The Brookings Institute debunked this gun myth over a decade ago, concluding that the U.S. possesses “about 300 major state and federal laws, and an unknown, but shrinking, number of local laws,” relating directly to the control of the manufacture, design, sale, purchase and possession of guns.

It also concluded that even if interrelated subparts of laws were treated as separate laws, the actual number of gun laws in the U.S. would still remain substantially lower than the 20,000-law myth purports.

Although there are actually fewer gun laws than people believe there are, we still confront the problem of having no means of efficiently enforcing the laws we do have. The solution does not require new legislation, but rather making sure the current regulatory apparatus can effectively enforce the laws already in place.

Gun lobbyists and legislatures have targeted the ATF for years, and the end result has been nothing short of destructive.

The ATF operates with roughly a $1.4 billion budget and possesses only 2,500 agents, fewer than it possessed four decades ago, according to The Washington Post.

The agency also lacks a full-time acting director, as the Senate has blocked both former-President Bush’s and President Obama’s nominations to the position. The current interim acting director, B. Todd Jones, a U.S. attorney from Minnesota, is only working part-time at the agency.

Of its agents, the bureau has only about 600 inspectors to police over 115,000 firearm dealers. In 2009, it was reported that the ATF managed to only inspect roughly 11,000 of those gun dealers.

Current legislation has constricted the agency, favoring reckless gun practices and lobbyist groups. The NRA has long lobbied against a computerized database of gun sales as well as any kind of national registry, according to The Washington Post.

Due to this, the ATF must go through a laborious system to trace guns, by hand, back to the original store that sold them. The Tiahrt Amendment, which was reviewed by the NRA, also hid the public record government database for tracing guns from the ATF.

More problems arise because dealers are not required by law to keep records of their inventory. Since 2005, well over 113,642 guns have gone missing from gun dealers around the country.

In 1995, Professor Glenn Pierce of Northeastern University analyzed ATF tracing data and discovered roughly 57 percent of all guns used in crimes could be traced back to only one percent of dealers. But this is no longer possible because of the destructive legislation hampering the ATF.

Fixing our gun problems in the U.S. does not necessarily involve creating new legislation. It involves funding and empowering the government agencies such as the ATF so that our current regulatory laws can be efficiently enforced.

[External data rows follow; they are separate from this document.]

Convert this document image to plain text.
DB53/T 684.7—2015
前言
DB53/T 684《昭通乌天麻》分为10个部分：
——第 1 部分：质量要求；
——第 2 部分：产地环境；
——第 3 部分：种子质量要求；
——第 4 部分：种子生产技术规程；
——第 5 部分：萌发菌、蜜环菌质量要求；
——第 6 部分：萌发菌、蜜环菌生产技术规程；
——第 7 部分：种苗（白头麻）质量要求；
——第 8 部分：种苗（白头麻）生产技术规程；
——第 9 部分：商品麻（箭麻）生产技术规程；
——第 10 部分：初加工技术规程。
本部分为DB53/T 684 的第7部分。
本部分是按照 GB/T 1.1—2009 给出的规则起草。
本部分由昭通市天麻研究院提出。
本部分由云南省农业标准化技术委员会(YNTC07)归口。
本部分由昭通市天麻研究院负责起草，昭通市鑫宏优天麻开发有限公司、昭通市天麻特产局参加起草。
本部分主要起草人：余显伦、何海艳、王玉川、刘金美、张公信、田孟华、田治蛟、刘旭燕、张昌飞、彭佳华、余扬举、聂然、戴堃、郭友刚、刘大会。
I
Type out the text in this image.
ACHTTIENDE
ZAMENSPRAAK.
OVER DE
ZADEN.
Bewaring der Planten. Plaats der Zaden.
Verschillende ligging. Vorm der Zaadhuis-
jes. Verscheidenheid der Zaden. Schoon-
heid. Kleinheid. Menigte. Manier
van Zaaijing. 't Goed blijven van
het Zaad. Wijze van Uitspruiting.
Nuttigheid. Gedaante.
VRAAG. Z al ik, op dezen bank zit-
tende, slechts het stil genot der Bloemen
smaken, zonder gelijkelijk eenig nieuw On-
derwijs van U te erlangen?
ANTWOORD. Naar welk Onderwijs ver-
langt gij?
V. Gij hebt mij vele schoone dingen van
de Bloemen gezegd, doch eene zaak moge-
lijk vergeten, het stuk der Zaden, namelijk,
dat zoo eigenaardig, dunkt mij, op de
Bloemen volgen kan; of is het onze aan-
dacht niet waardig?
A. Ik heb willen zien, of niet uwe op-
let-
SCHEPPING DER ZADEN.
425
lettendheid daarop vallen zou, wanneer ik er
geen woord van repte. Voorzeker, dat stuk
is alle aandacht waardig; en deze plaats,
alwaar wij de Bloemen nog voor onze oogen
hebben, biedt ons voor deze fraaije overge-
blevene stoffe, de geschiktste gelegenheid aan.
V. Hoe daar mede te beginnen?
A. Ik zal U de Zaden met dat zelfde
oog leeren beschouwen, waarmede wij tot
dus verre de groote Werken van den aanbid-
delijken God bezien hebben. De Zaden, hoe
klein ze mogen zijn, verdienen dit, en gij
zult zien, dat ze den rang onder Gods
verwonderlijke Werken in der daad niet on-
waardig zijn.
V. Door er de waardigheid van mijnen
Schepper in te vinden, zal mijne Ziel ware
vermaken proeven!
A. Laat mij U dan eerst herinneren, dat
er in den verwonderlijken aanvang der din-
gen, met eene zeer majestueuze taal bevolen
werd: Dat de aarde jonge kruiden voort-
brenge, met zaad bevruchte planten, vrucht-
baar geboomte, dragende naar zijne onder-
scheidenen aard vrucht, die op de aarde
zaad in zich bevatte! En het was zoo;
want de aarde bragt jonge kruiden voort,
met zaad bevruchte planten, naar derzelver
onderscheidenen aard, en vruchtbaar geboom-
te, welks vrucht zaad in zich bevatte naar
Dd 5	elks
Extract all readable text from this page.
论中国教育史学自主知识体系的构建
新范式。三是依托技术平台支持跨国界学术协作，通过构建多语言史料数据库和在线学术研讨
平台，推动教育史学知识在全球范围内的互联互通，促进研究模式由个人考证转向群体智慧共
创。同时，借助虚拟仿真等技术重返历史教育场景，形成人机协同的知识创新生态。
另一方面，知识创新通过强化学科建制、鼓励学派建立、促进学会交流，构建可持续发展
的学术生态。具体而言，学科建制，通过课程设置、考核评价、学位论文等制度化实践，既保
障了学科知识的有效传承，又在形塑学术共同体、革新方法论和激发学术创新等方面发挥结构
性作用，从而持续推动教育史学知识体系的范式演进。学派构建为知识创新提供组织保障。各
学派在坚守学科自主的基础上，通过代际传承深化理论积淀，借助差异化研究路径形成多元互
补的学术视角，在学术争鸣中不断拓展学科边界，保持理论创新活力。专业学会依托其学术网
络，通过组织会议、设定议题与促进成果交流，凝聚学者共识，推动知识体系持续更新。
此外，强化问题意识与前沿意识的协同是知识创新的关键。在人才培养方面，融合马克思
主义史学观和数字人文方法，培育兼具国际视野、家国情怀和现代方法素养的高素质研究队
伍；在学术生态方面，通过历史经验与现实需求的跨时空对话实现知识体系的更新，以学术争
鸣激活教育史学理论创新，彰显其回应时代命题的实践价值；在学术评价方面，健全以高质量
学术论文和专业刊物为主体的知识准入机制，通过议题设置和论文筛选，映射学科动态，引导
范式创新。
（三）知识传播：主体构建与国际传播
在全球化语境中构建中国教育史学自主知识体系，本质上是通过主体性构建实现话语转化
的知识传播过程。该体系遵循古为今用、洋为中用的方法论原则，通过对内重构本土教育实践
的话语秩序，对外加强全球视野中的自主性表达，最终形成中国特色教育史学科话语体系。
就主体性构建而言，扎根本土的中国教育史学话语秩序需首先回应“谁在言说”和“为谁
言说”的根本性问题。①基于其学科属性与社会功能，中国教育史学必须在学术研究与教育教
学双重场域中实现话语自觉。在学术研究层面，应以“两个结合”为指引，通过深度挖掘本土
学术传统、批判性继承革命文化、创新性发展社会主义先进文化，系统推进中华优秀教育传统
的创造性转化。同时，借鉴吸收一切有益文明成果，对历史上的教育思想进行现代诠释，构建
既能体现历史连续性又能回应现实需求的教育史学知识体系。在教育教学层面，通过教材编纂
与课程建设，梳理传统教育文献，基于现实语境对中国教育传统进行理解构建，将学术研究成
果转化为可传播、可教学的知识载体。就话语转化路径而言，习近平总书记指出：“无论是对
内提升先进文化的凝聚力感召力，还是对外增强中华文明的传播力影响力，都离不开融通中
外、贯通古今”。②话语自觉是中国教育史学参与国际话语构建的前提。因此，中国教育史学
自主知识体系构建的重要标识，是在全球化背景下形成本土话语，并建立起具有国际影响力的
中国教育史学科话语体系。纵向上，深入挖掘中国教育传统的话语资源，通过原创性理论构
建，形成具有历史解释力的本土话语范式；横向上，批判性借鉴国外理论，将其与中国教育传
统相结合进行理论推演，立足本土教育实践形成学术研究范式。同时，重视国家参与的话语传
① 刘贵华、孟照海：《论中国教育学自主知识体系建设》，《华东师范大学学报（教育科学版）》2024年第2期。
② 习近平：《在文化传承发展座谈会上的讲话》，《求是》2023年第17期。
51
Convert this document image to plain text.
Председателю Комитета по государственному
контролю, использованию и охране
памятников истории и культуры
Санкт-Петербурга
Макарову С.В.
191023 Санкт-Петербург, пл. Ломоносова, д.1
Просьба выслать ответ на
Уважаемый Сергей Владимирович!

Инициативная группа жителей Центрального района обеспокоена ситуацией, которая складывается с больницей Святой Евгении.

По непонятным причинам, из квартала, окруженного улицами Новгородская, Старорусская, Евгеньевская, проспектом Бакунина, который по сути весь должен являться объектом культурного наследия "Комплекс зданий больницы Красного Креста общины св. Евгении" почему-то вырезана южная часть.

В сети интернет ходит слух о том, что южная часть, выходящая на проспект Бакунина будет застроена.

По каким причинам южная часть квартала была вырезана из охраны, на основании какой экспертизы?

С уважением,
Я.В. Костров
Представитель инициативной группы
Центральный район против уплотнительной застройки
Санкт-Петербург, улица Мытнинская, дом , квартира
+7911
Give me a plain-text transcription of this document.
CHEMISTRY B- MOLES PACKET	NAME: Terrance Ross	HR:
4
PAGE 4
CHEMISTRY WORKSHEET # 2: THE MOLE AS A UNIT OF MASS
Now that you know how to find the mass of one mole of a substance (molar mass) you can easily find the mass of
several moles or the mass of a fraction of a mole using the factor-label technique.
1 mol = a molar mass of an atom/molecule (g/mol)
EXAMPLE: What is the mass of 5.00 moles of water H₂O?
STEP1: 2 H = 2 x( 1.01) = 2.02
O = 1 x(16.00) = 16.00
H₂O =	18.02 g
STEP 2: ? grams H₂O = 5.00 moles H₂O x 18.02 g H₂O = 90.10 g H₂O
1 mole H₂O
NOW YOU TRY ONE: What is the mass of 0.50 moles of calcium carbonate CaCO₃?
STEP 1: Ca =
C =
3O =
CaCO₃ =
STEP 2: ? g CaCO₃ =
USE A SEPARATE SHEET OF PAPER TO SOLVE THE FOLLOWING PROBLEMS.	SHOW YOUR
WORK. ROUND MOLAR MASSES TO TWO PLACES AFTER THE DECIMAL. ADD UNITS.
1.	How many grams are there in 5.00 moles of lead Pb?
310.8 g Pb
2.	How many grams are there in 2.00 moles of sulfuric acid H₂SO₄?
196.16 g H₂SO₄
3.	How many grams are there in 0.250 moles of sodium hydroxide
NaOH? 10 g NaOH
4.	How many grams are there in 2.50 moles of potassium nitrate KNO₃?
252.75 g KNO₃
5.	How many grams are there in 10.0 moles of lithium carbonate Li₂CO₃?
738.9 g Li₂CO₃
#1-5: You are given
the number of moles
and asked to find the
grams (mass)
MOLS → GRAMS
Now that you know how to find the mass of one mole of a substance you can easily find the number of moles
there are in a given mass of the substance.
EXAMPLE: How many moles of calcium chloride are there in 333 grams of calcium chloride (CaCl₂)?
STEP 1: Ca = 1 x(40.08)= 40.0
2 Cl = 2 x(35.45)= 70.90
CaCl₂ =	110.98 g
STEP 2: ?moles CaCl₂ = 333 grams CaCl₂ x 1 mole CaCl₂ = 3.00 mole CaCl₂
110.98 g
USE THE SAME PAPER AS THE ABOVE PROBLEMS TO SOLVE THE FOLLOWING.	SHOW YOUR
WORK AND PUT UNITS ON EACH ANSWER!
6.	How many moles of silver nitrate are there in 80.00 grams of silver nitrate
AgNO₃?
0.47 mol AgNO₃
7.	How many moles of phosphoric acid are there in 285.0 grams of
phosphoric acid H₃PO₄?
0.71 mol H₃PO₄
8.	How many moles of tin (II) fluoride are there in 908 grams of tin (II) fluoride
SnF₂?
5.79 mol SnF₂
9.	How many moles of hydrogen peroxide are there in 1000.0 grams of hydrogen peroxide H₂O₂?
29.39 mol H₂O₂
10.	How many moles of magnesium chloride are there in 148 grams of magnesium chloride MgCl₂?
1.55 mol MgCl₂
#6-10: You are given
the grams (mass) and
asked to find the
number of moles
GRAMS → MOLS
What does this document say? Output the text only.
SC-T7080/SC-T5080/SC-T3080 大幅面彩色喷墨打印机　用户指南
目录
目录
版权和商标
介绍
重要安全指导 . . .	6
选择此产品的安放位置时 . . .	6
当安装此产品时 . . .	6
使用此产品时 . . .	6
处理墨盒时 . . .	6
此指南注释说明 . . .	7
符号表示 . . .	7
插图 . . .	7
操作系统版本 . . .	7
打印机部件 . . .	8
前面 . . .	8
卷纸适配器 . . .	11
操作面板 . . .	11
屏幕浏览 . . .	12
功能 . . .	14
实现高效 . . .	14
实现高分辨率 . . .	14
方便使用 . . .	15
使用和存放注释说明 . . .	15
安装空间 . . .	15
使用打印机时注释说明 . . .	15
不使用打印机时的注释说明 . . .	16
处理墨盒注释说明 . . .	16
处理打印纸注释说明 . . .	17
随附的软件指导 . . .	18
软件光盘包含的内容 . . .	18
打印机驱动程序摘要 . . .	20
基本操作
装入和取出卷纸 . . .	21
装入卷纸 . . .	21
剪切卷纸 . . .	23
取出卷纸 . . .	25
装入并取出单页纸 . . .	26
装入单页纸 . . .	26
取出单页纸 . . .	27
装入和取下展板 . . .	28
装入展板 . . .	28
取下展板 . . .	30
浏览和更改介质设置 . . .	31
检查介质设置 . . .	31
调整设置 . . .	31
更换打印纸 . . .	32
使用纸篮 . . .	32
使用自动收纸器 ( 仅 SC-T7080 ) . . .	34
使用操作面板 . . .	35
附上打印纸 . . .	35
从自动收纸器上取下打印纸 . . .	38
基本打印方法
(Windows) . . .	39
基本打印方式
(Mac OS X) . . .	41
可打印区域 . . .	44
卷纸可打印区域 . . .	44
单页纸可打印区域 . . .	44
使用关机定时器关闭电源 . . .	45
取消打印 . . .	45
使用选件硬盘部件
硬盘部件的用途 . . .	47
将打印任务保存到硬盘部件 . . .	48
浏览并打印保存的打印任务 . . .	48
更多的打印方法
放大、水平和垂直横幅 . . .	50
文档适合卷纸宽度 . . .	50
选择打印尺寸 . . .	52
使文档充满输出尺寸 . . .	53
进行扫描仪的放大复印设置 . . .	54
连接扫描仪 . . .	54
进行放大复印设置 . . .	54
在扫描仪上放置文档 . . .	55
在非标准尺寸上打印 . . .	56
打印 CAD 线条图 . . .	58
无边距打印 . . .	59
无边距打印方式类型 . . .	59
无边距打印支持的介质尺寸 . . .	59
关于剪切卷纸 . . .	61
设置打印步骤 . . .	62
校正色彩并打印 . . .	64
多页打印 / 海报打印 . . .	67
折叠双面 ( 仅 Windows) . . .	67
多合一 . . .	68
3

We must eliminate useless and utterly absurd anti-regulatory legislation, as well as reform current laws to eliminate loopholes and further flaws.

We need universal background checks in every state for both private and retail transactions, and we need databases to aid in the tracing of firearms and shutting down of the dealers that refuse to abide by the law.

But we will not get anywhere until we transform rational discourse and embrace the fact that the current state of affairs will not allow us to enforce what is already in place.